Suppose that $X$ and $Z$ are iid with distribution ${\mathcal N}(\mu,\sigma^2)$. $X$ conditional on $d<X<+\infty$ has a truncated normal distribution with support $(d,+\infty)$. Letting $Y$ denote that random variable, its CDF is
$F(x,\mu,\sigma,d) = \dfrac{\Phi\Bigl(\dfrac{x-\mu}{\sigma}\Bigr)-\Phi\Bigl(\dfrac{d-\mu}{\sigma}\Bigr)}{1-\Phi\Bigl(\dfrac{d-\mu}{\sigma}\Bigr)}$.

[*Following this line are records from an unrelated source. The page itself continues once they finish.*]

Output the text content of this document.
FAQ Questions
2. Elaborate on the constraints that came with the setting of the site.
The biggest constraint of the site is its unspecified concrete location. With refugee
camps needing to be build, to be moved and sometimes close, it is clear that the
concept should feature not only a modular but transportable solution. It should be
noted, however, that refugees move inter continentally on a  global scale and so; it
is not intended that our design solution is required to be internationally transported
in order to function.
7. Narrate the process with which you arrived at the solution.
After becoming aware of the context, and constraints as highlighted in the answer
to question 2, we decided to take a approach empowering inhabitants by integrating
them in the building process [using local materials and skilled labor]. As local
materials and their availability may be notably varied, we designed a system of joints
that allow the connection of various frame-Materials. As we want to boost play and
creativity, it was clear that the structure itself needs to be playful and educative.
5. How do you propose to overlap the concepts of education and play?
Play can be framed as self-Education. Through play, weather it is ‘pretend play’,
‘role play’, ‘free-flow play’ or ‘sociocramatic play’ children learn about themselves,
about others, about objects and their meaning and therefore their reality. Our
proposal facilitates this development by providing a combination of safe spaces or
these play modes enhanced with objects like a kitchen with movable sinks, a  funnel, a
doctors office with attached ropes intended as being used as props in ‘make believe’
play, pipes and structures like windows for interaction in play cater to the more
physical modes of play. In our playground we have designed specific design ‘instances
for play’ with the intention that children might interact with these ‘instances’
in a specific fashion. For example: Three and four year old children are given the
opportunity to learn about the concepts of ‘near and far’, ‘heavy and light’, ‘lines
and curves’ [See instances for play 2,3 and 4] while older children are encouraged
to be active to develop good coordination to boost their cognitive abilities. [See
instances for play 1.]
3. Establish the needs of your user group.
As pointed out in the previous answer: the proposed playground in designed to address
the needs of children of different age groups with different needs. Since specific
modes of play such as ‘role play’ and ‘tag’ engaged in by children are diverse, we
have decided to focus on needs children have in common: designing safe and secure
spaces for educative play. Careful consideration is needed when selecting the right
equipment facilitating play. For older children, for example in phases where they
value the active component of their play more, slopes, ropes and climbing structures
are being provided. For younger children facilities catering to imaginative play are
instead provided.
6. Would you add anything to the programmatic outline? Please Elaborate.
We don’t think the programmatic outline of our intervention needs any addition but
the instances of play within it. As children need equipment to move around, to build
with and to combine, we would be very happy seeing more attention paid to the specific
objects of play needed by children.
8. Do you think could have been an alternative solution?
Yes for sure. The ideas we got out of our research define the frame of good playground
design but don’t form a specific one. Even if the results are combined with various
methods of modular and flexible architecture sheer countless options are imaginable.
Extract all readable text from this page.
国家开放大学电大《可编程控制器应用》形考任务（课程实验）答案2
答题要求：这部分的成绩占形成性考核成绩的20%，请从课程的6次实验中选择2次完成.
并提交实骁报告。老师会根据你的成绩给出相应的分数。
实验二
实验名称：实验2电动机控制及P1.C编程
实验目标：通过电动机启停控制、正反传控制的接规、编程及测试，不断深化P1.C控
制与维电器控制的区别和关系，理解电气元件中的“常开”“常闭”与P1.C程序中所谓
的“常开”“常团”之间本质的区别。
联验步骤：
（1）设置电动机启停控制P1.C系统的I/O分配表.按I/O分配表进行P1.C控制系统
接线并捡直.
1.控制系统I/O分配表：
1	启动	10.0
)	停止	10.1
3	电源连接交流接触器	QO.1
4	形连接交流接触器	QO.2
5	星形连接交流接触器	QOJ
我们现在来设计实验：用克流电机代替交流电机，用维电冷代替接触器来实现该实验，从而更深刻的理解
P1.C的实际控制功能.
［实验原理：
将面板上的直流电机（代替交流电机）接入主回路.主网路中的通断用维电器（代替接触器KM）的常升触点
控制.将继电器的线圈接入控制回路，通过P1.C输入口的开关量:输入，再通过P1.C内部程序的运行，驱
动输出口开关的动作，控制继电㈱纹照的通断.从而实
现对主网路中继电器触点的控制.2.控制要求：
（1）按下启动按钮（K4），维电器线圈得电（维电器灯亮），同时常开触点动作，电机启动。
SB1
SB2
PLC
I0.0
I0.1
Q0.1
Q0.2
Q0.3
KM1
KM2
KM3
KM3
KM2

I've computed $ {\rm P} (Y > c+ {\rm E}[Z\,|\, Z< d])$ and I'm trying to find an upper bound that does not depend on $d$. Any help?
\begin{align*}
{\rm P} (Y > c+ {\rm E}[Z\,|\, Z< d]) = \dfrac{\Phi\left(\dfrac{c}{\sigma}-\dfrac{\phi\Bigl(\dfrac{d-\mu}{\sigma}\Bigr)}{\Phi\Bigl(\dfrac{d-\mu}{\sigma}\Bigr)}\right)-\Phi\Bigl(\dfrac{d-\mu}{\sigma}\Bigr)}{1-\Phi\Bigl(\dfrac{d-\mu}{\sigma}\Bigr)}
\end{align*}
where $\Phi(\cdot)$ and $\phi(\cdot)$ denote the standard normal CDF and PDF respectively.
Best Answer
$E [Z|Z<d] < \mu$, so $P(Y > c + E[Z|Z<d]) \ge P(Y > c+\mu)$. But if $d > c+\mu$, $P(Y > c+\mu) = 1$. So the best upper bound you can have that doesn't depend on $d$ is $1$.